Transworld Systems, a debt collector, brings most of the lawsuits for National Collegiate against delinquent borrowers. And in legal filings, it is usually a Transworld representative who swears to the accuracy of the records backing up the loan. Transworld did not respond to a request for comment.
Hundreds of cases have been dismissed when borrowers challenge them, according to lawyers, often because the trusts do not produce the paperwork needed to proceed.
Jason Mason, 35, was sued over $11,243 in student loans he took out to finance his freshman year at California State University, Dominguez Hills. His lawyer, Joe Villaseñor of the Legal Aid Society of San Diego, got the case dismissed in 2013, after the trust’s representative did not show up for a court-ordered deposition. It is unclear if the trusts had the paperwork they would have needed to prove their case, Mr. Villaseñor said.
“It was a scary time,” Mr. Mason said of being taken to court. “I didn’t know how they would come after me, or seize whatever I had, to get the money.”
Nancy Thompson, a lawyer in Des Moines, represented students in at least 30 cases brought by National Collegiate in the past few years. All were dismissed before trial except three. Of those, Ms. Thompson won two and lost one, according to her records. In every case, the paperwork Transworld submitted to the court had critical omissions or flaws, she said.
National Collegiate’s beneficial owner, Mr. Uderitz, hired a contractor in 2015 to audit the servicing company that bills National Collegiate’s borrowers each month and is supposed to maintain custody of many loan documents critical for collection cases.
A random sample of nearly 400 National Collegiate loans found not a single one had assignment paperwork documenting the chain of ownership, according to a report they had prepared.
While Mr. Uderitz wants to collect money from students behind on their bills, he says he wants the lawsuits against borrowers to stop, at least until he can get more information about the documentation that underpins the loans.

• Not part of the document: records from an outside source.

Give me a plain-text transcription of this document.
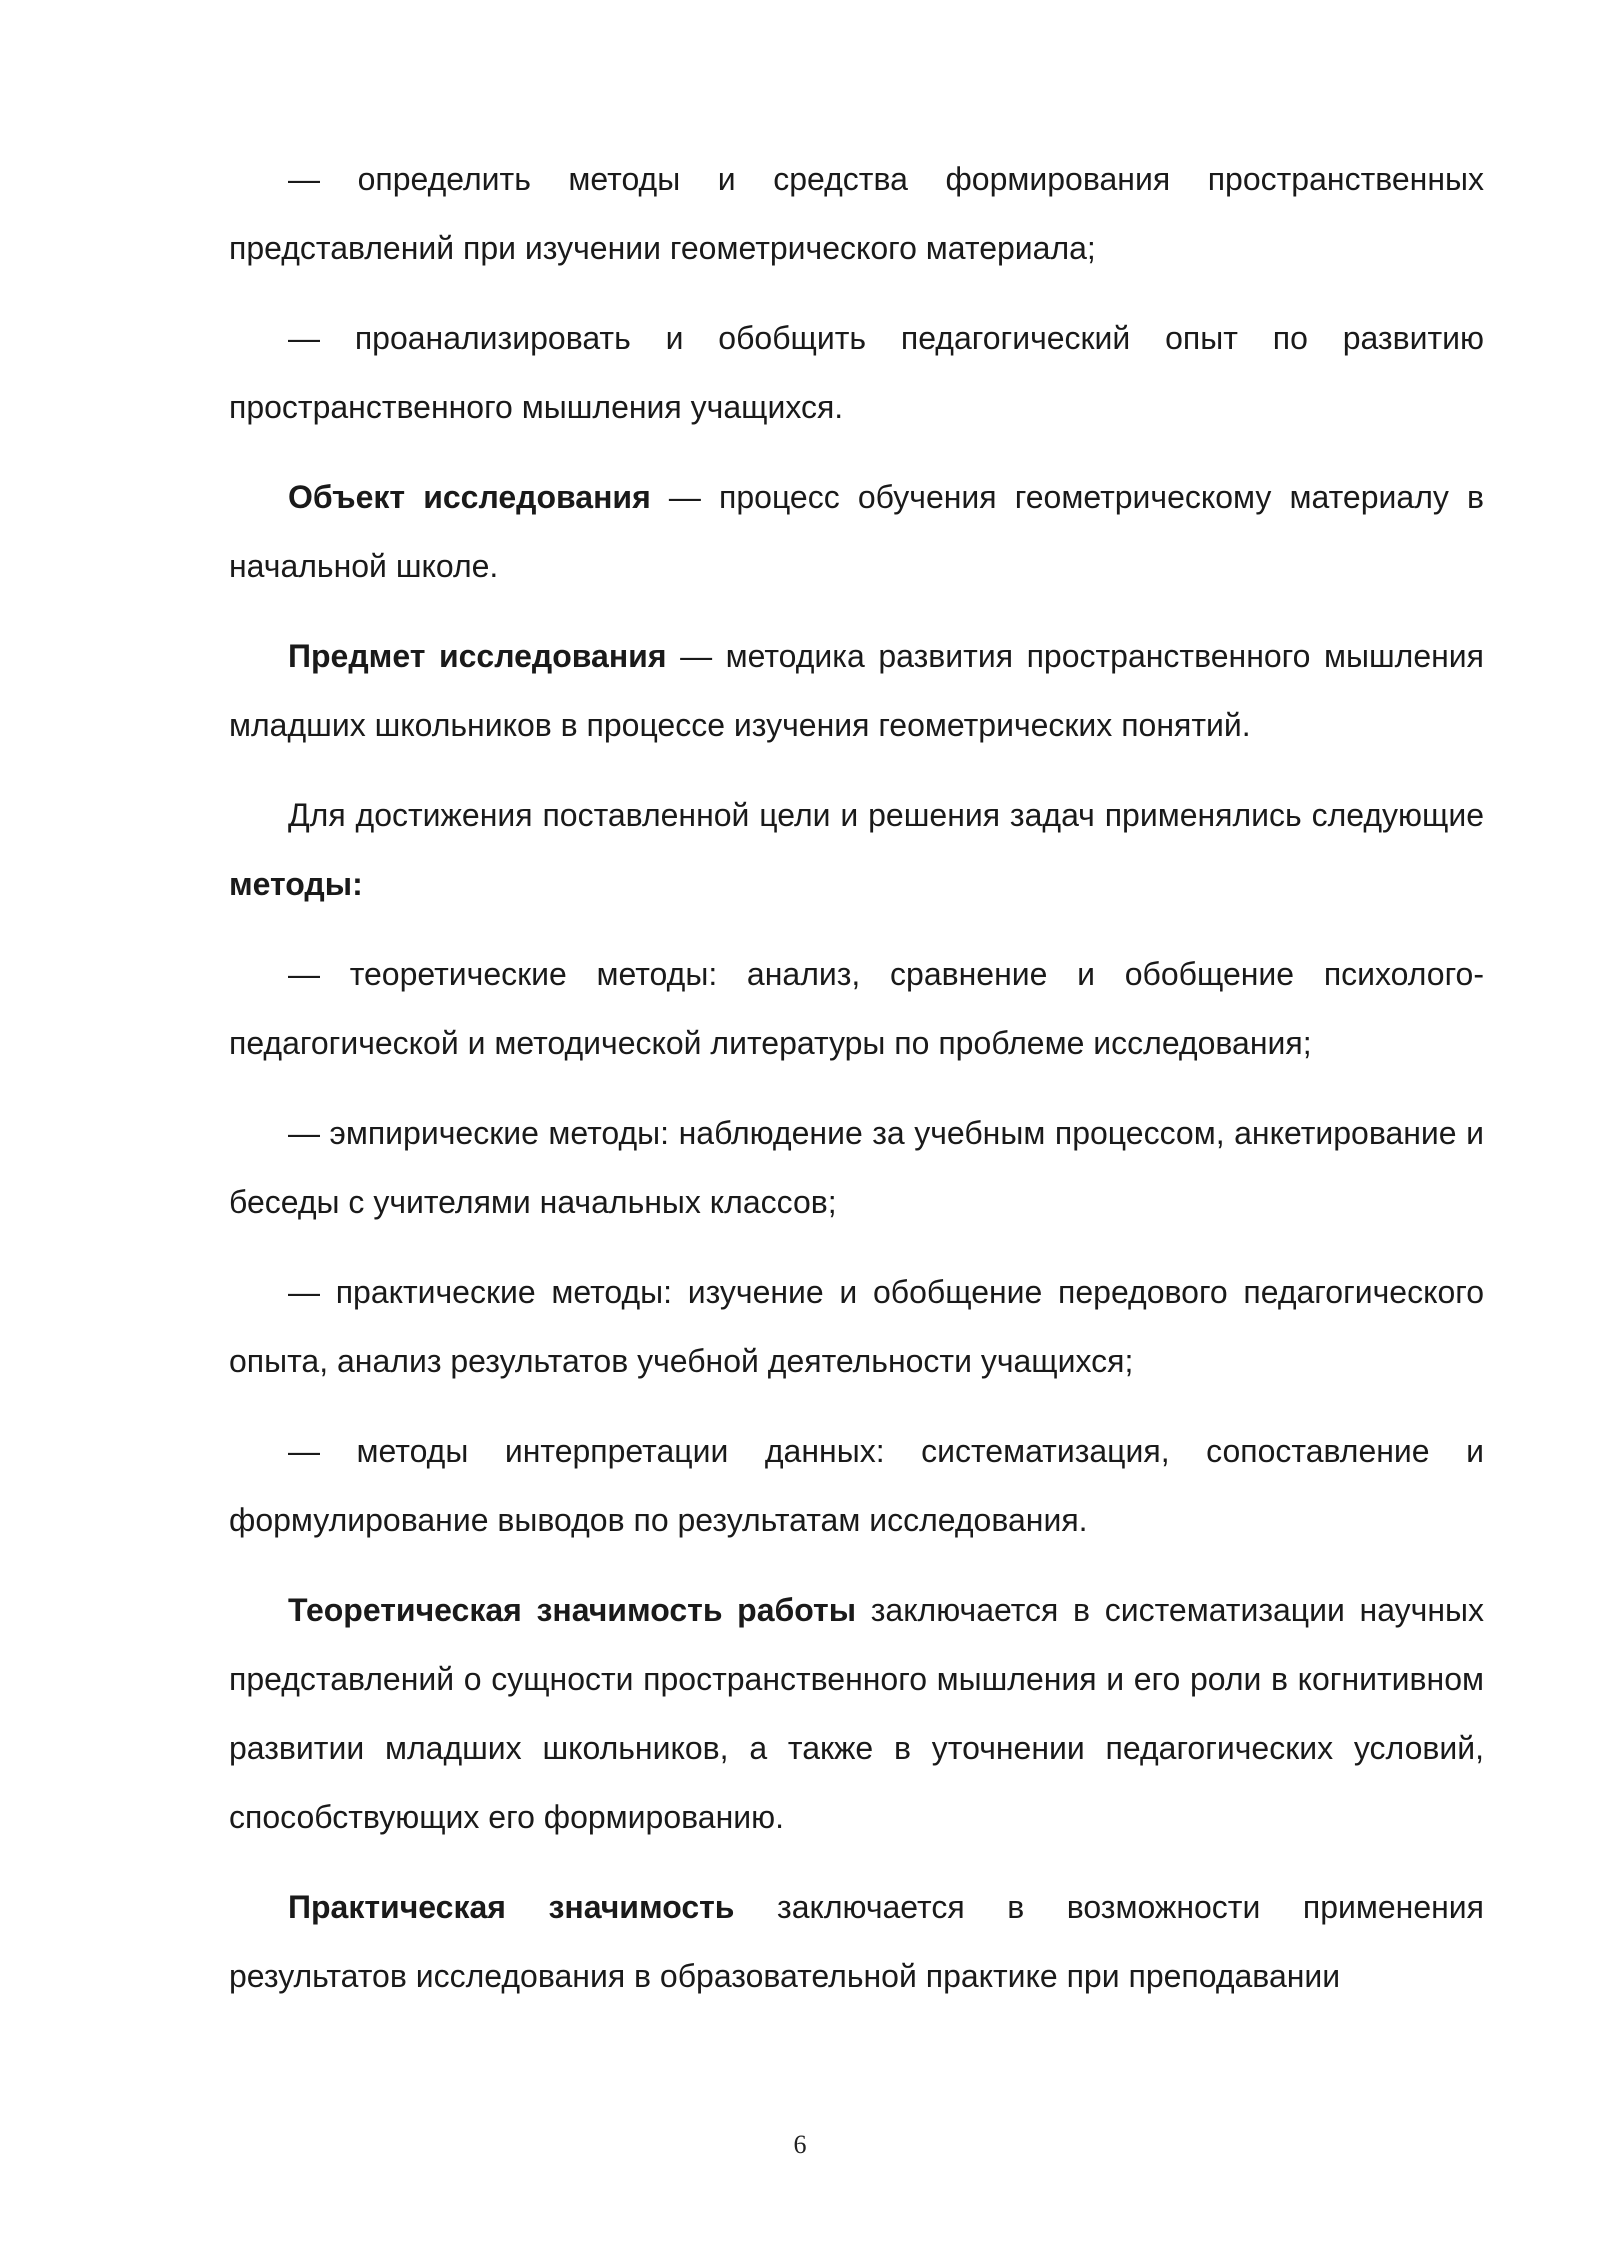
— определить методы и средства формирования пространственных представлений при изучении геометрического материала;

— проанализировать и обобщить педагогический опыт по развитию пространственного мышления учащихся.

Объект исследования — процесс обучения геометрическому материалу в начальной школе.

Предмет исследования — методика развития пространственного мышления младших школьников в процессе изучения геометрических понятий.

Для достижения поставленной цели и решения задач применялись следующие методы:

— теоретические методы: анализ, сравнение и обобщение психолого-педагогической и методической литературы по проблеме исследования;

— эмпирические методы: наблюдение за учебным процессом, анкетирование и беседы с учителями начальных классов;

— практические методы: изучение и обобщение передового педагогического опыта, анализ результатов учебной деятельности учащихся;

— методы интерпретации данных: систематизация, сопоставление и формулирование выводов по результатам исследования.

Теоретическая значимость работы заключается в систематизации научных представлений о сущности пространственного мышления и его роли в когнитивном развитии младших школьников, а также в уточнении педагогических условий, способствующих его формированию.

Практическая значимость заключается в возможности применения результатов исследования в образовательной практике при преподавании

6
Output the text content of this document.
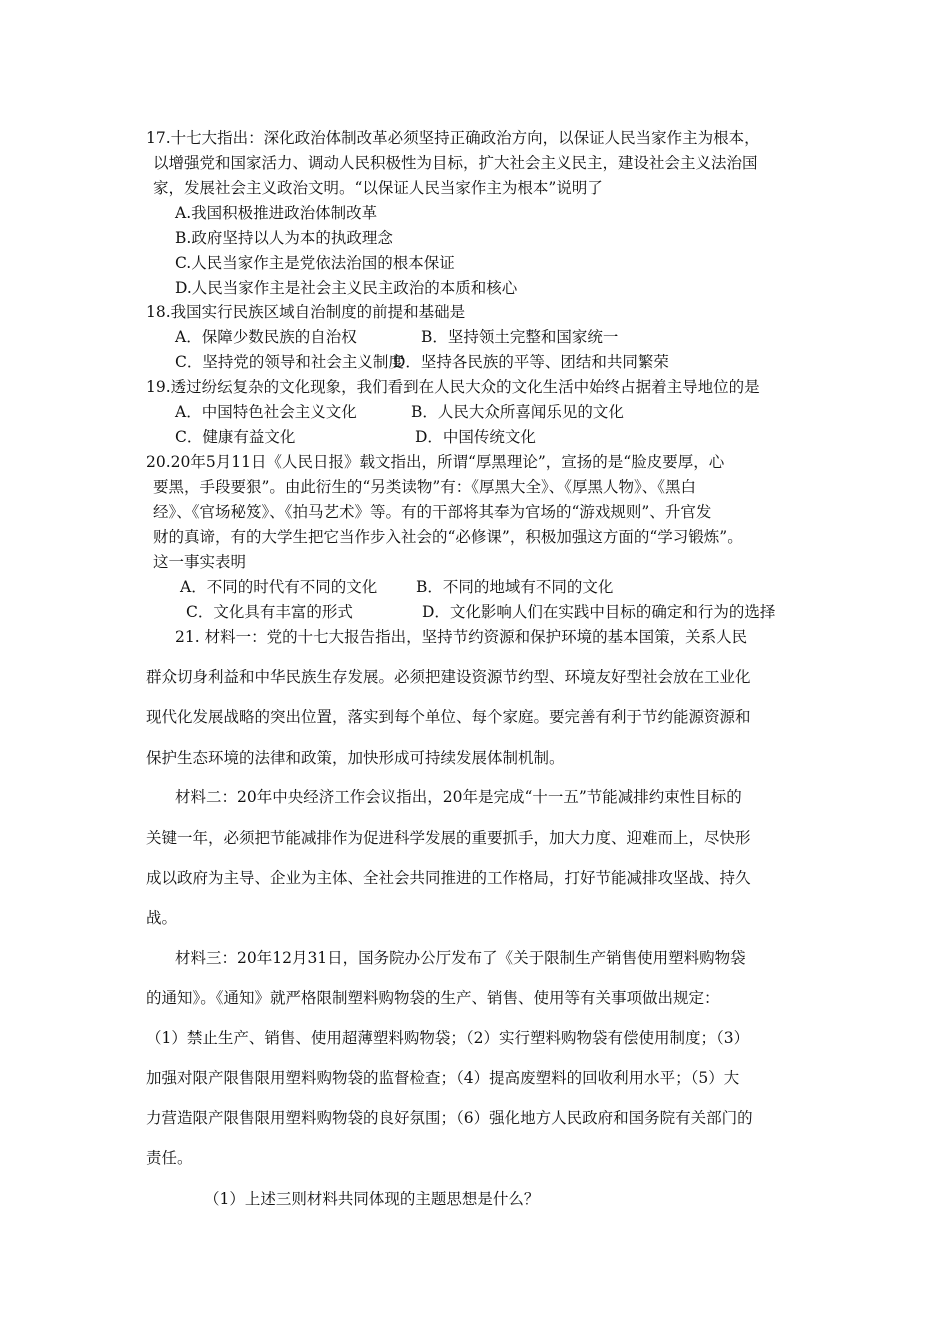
17.十七大指出：深化政治体制改革必须坚持正确政治方向，以保证人民当家作主为根本，
以增强党和国家活力、调动人民积极性为目标，扩大社会主义民主，建设社会主义法治国
家，发展社会主义政治文明。“以保证人民当家作主为根本”说明了
A.我国积极推进政治体制改革
B.政府坚持以人为本的执政理念
C.人民当家作主是党依法治国的根本保证
D.人民当家作主是社会主义民主政治的本质和核心
18.我国实行民族区域自治制度的前提和基础是
A．保障少数民族的自治权	B．坚持领土完整和国家统一
C．坚持党的领导和社会主义制度D．坚持各民族的平等、团结和共同繁荣
19.透过纷纭复杂的文化现象，我们看到在人民大众的文化生活中始终占据着主导地位的是
A．中国特色社会主义文化	B．人民大众所喜闻乐见的文化
C．健康有益文化	D．中国传统文化
20.20年5月11日《人民日报》载文指出，所谓“厚黑理论”，宣扬的是“脸皮要厚，心
要黑，手段要狠”。由此衍生的“另类读物”有：《厚黑大全》、《厚黑人物》、《黑白
经》、《官场秘笈》、《拍马艺术》等。有的干部将其奉为官场的“游戏规则”、升官发
财的真谛，有的大学生把它当作步入社会的“必修课”，积极加强这方面的“学习锻炼”。
这一事实表明
A．不同的时代有不同的文化	B．不同的地域有不同的文化
C．文化具有丰富的形式	D．文化影响人们在实践中目标的确定和行为的选择
21. 材料一：党的十七大报告指出，坚持节约资源和保护环境的基本国策，关系人民
群众切身利益和中华民族生存发展。必须把建设资源节约型、环境友好型社会放在工业化
现代化发展战略的突出位置，落实到每个单位、每个家庭。要完善有利于节约能源资源和
保护生态环境的法律和政策，加快形成可持续发展体制机制。
材料二：20年中央经济工作会议指出，20年是完成“十一五”节能减排约束性目标的
关键一年，必须把节能减排作为促进科学发展的重要抓手，加大力度、迎难而上，尽快形
成以政府为主导、企业为主体、全社会共同推进的工作格局，打好节能减排攻坚战、持久
战。
材料三：20年12月31日，国务院办公厅发布了《关于限制生产销售使用塑料购物袋
的通知》。《通知》就严格限制塑料购物袋的生产、销售、使用等有关事项做出规定：
（1）禁止生产、销售、使用超薄塑料购物袋；（2）实行塑料购物袋有偿使用制度；（3）
加强对限产限售限用塑料购物袋的监督检查；（4）提高废塑料的回收利用水平；（5）大
力营造限产限售限用塑料购物袋的良好氛围；（6）强化地方人民政府和国务院有关部门的
责任。
（1）上述三则材料共同体现的主题思想是什么？
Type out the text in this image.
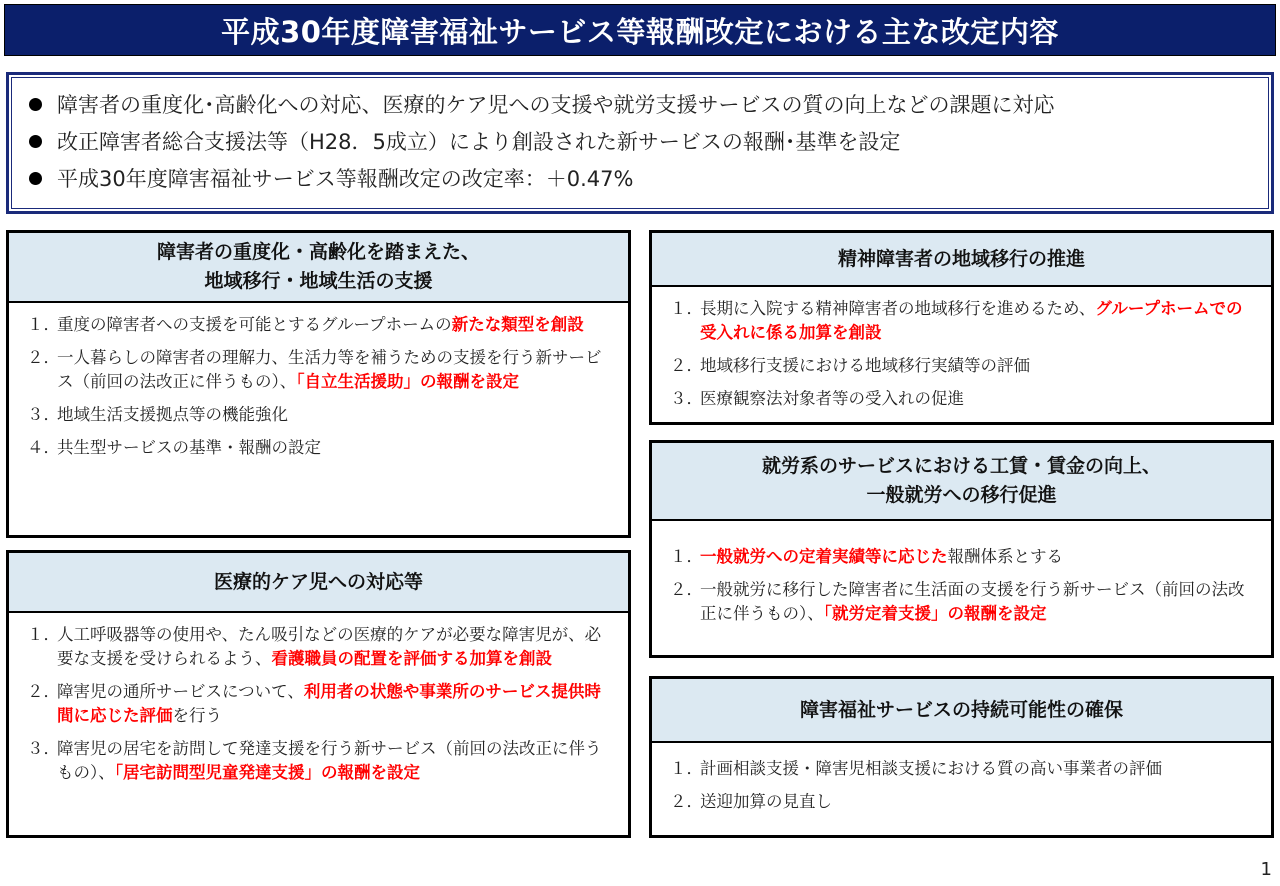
平成30年度障害福祉サービス等報酬改定における主な改定内容
障害者の重度化･高齢化への対応、医療的ケア児への支援や就労支援サービスの質の向上などの課題に対応
改正障害者総合支援法等（H28．5成立）により創設された新サービスの報酬･基準を設定
平成30年度障害福祉サービス等報酬改定の改定率：＋0.47%
障害者の重度化・高齢化を踏まえた、
地域移行・地域生活の支援
１．
重度の障害者への支援を可能とするグループホームの新たな類型を創設
２．
一人暮らしの障害者の理解力、生活力等を補うための支援を行う新サービス（前回の法改正に伴うもの）、「自立生活援助」の報酬を設定
３．
地域生活支援拠点等の機能強化
４．
共生型サービスの基準・報酬の設定
医療的ケア児への対応等
１．
人工呼吸器等の使用や、たん吸引などの医療的ケアが必要な障害児が、必要な支援を受けられるよう、看護職員の配置を評価する加算を創設
２．
障害児の通所サービスについて、利用者の状態や事業所のサービス提供時間に応じた評価を行う
３．
障害児の居宅を訪問して発達支援を行う新サービス（前回の法改正に伴うもの）、「居宅訪問型児童発達支援」の報酬を設定
精神障害者の地域移行の推進
１．
長期に入院する精神障害者の地域移行を進めるため、グループホームでの受入れに係る加算を創設
２．
地域移行支援における地域移行実績等の評価
３．
医療観察法対象者等の受入れの促進
就労系のサービスにおける工賃・賃金の向上、
一般就労への移行促進
１．
一般就労への定着実績等に応じた報酬体系とする
２．
一般就労に移行した障害者に生活面の支援を行う新サービス（前回の法改正に伴うもの）、「就労定着支援」の報酬を設定
障害福祉サービスの持続可能性の確保
１．
計画相談支援・障害児相談支援における質の高い事業者の評価
２．
送迎加算の見直し
1
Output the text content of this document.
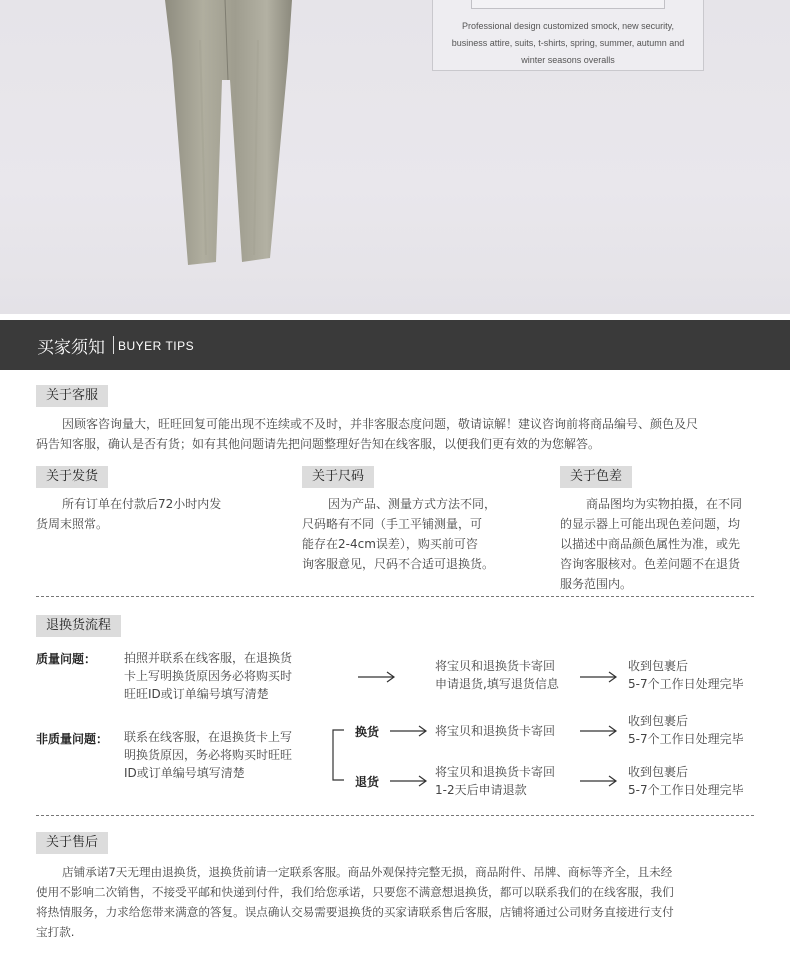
Professional design customized smock, new security,
business attire, suits, t-shirts, spring, summer, autumn and
winter seasons overalls
买家须知 BUYER TIPS
关于客服
因顾客咨询量大，旺旺回复可能出现不连续或不及时，并非客服态度问题，敬请谅解！建议咨询前将商品编号、颜色及尺
码告知客服，确认是否有货；如有其他问题请先把问题整理好告知在线客服，以便我们更有效的为您解答。
关于发货
所有订单在付款后72小时内发
货周末照常。
关于尺码
因为产品、测量方式方法不同，
尺码略有不同（手工平铺测量，可
能存在2-4cm误差），购买前可咨
询客服意见，尺码不合适可退换货。
关于色差
商品图均为实物拍摄，在不同
的显示器上可能出现色差问题，均
以描述中商品颜色属性为准，或先
咨询客服核对。色差问题不在退货
服务范围内。
退换货流程
质量问题： 拍照并联系在线客服，在退换货
卡上写明换货原因务必将购买时
旺旺ID或订单编号填写清楚
将宝贝和退换货卡寄回
申请退货,填写退货信息
收到包裹后
5-7个工作日处理完毕
非质量问题： 联系在线客服，在退换货卡上写
明换货原因，务必将购买时旺旺
ID或订单编号填写清楚
换货	将宝贝和退换货卡寄回
收到包裹后
5-7个工作日处理完毕
退货
将宝贝和退换货卡寄回
1-2天后申请退款
收到包裹后
5-7个工作日处理完毕
关于售后
店铺承诺7天无理由退换货，退换货前请一定联系客服。商品外观保持完整无损，商品附件、吊牌、商标等齐全，且未经
使用不影响二次销售，不接受平邮和快递到付件，我们给您承诺，只要您不满意想退换货，都可以联系我们的在线客服，我们
将热情服务，力求给您带来满意的答复。误点确认交易需要退换货的买家请联系售后客服，店铺将通过公司财务直接进行支付
宝打款.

“It’s fraud to try to collect on loans that you don’t own,” Mr. Uderitz said. “We want no part of that. If it’s a loan we’re owed fairly, we want to collect. We need answers on this.”
Keith New, a spokesman for the servicer, the Pennsylvania Higher Education Assistance Agency (known to borrowers as American Education Services), said, “We believe that the auditors were misinformed about the scope of P.H.E.A.A.’s contractual obligations. We are confident that the litigation will reveal that the agency has acted properly and in accordance with its agreements.”
The legal wrangling — now playing out in three separate court cases in Pennsylvania and Delaware — has dragged on for more than a year, with no imminent resolution in sight. Borrowers are caught in the turmoil. Thousands of them are unable to get answers about critical aspects of their loans because none of the parties involved can agree on who has the authority to make decisions. Some 2,000 borrower requests for forbearance and other help have gone unanswered, according to a court filing late last year.
—Susan C. Beachy contributed research.